What changed
Previously, NRE deposit rates could not exceed comparable domestic rupee deposit rates. Now, for tenors of 3 years and above, co-operative banks can set rates without any ceiling. The NRO account rate cap stays unchanged.
What it means for you
This gives co-operative banks a competitive tool to attract longer-term NRE deposits by offering higher rates. It can help improve their foreign currency resource base and liquidity, but may also pressure margins if used aggressively. The temporary nature (till Nov 30, 2013) requires careful pricing strategy.
What you must do
- Review and update NRE deposit product offerings for 3+ year tenors to reflect uncapped rates.
- Monitor competitor rates to set competitive but sustainable NRE deposit rates.
- Ensure NRO deposit rates remain within the existing ceiling as per earlier instructions.
- Prepare for possible review or extension of this relaxation beyond November 30, 2013.
Who it affects
State Co-operative Banks (StCBs), Central Co-operative Banks (CCBs), NRE depositors, Treasury and ALM teams at co-operative banks
Can we offer higher NRE rates than domestic deposits now?
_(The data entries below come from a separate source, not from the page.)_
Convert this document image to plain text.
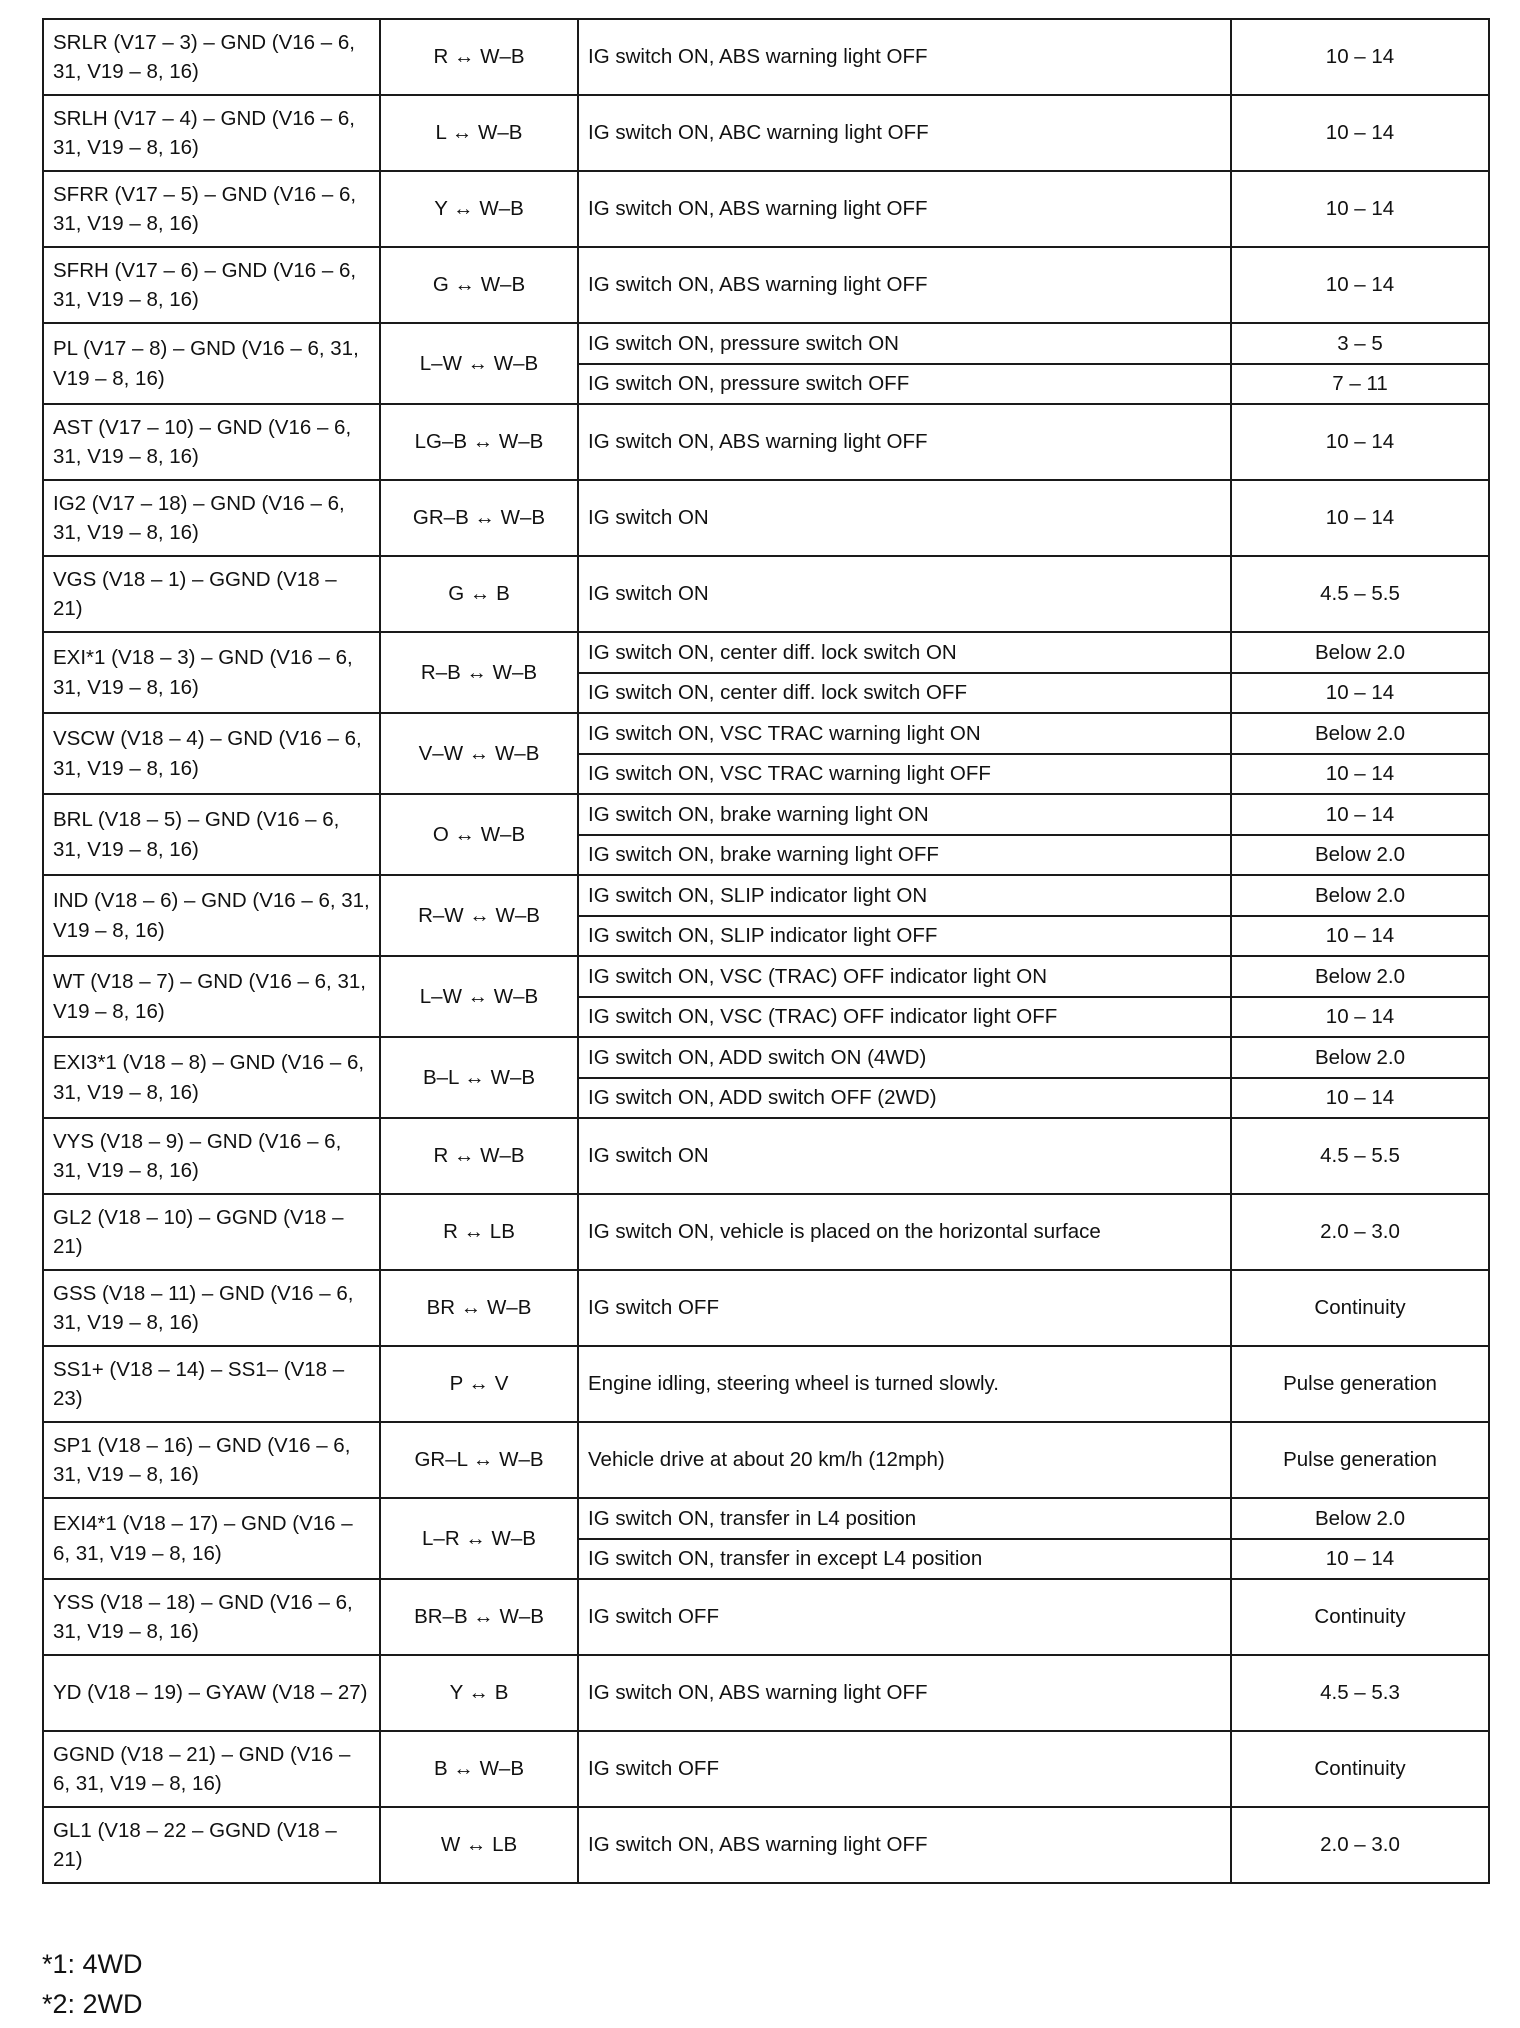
SRLR (V17 – 3) – GND (V16 – 6, 31, V19 – 8, 16)	R ↔ W–B	IG switch ON, ABS warning light OFF	10 – 14
SRLH (V17 – 4) – GND (V16 – 6, 31, V19 – 8, 16)	L ↔ W–B	IG switch ON, ABC warning light OFF	10 – 14
SFRR (V17 – 5) – GND (V16 – 6, 31, V19 – 8, 16)	Y ↔ W–B	IG switch ON, ABS warning light OFF	10 – 14
SFRH (V17 – 6) – GND (V16 – 6, 31, V19 – 8, 16)	G ↔ W–B	IG switch ON, ABS warning light OFF	10 – 14
PL (V17 – 8) – GND (V16 – 6, 31, V19 – 8, 16)	L–W ↔ W–B	IG switch ON, pressure switch ON	3 – 5
		IG switch ON, pressure switch OFF	7 – 11
AST (V17 – 10) – GND (V16 – 6, 31, V19 – 8, 16)	LG–B ↔ W–B	IG switch ON, ABS warning light OFF	10 – 14
IG2 (V17 – 18) – GND (V16 – 6, 31, V19 – 8, 16)	GR–B ↔ W–B	IG switch ON	10 – 14
VGS (V18 – 1) – GGND (V18 – 21)	G ↔ B	IG switch ON	4.5 – 5.5
EXI*1 (V18 – 3) – GND (V16 – 6, 31, V19 – 8, 16)	R–B ↔ W–B	IG switch ON, center diff. lock switch ON	Below 2.0
		IG switch ON, center diff. lock switch OFF	10 – 14
VSCW (V18 – 4) – GND (V16 – 6, 31, V19 – 8, 16)	V–W ↔ W–B	IG switch ON, VSC TRAC warning light ON	Below 2.0
		IG switch ON, VSC TRAC warning light OFF	10 – 14
BRL (V18 – 5) – GND (V16 – 6, 31, V19 – 8, 16)	O ↔ W–B	IG switch ON, brake warning light ON	10 – 14
		IG switch ON, brake warning light OFF	Below 2.0
IND (V18 – 6) – GND (V16 – 6, 31, V19 – 8, 16)	R–W ↔ W–B	IG switch ON, SLIP indicator light ON	Below 2.0
		IG switch ON, SLIP indicator light OFF	10 – 14
WT (V18 – 7) – GND (V16 – 6, 31, V19 – 8, 16)	L–W ↔ W–B	IG switch ON, VSC (TRAC) OFF indicator light ON	Below 2.0
		IG switch ON, VSC (TRAC) OFF indicator light OFF	10 – 14
EXI3*1 (V18 – 8) – GND (V16 – 6, 31, V19 – 8, 16)	B–L ↔ W–B	IG switch ON, ADD switch ON (4WD)	Below 2.0
		IG switch ON, ADD switch OFF (2WD)	10 – 14
VYS (V18 – 9) – GND (V16 – 6, 31, V19 – 8, 16)	R ↔ W–B	IG switch ON	4.5 – 5.5
GL2 (V18 – 10) – GGND (V18 – 21)	R ↔ LB	IG switch ON, vehicle is placed on the horizontal surface	2.0 – 3.0
GSS (V18 – 11) – GND (V16 – 6, 31, V19 – 8, 16)	BR ↔ W–B	IG switch OFF	Continuity
SS1+ (V18 – 14) – SS1– (V18 – 23)	P ↔ V	Engine idling, steering wheel is turned slowly.	Pulse generation
SP1 (V18 – 16) – GND (V16 – 6, 31, V19 – 8, 16)	GR–L ↔ W–B	Vehicle drive at about 20 km/h (12mph)	Pulse generation
EXI4*1 (V18 – 17) – GND (V16 – 6, 31, V19 – 8, 16)	L–R ↔ W–B	IG switch ON, transfer in L4 position	Below 2.0
		IG switch ON, transfer in except L4 position	10 – 14
YSS (V18 – 18) – GND (V16 – 6, 31, V19 – 8, 16)	BR–B ↔ W–B	IG switch OFF	Continuity
YD (V18 – 19) – GYAW (V18 – 27)	Y ↔ B	IG switch ON, ABS warning light OFF	4.5 – 5.3
GGND (V18 – 21) – GND (V16 – 6, 31, V19 – 8, 16)	B ↔ W–B	IG switch OFF	Continuity
GL1 (V18 – 22 – GGND (V18 – 21)	W ↔ LB	IG switch ON, ABS warning light OFF	2.0 – 3.0
*1: 4WD
*2: 2WD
Yes, but only for NRE deposits with a maturity of 3 years or more. For shorter tenors, the old rule (not higher than comparable domestic deposits) still applies.
Does this change affect NRO accounts?
No. The existing ceiling on NRO deposit interest rates continues unchanged.
How long will this deregulation be in effect?
The instructions are valid up to November 30, 2013, and are subject to review by RBI.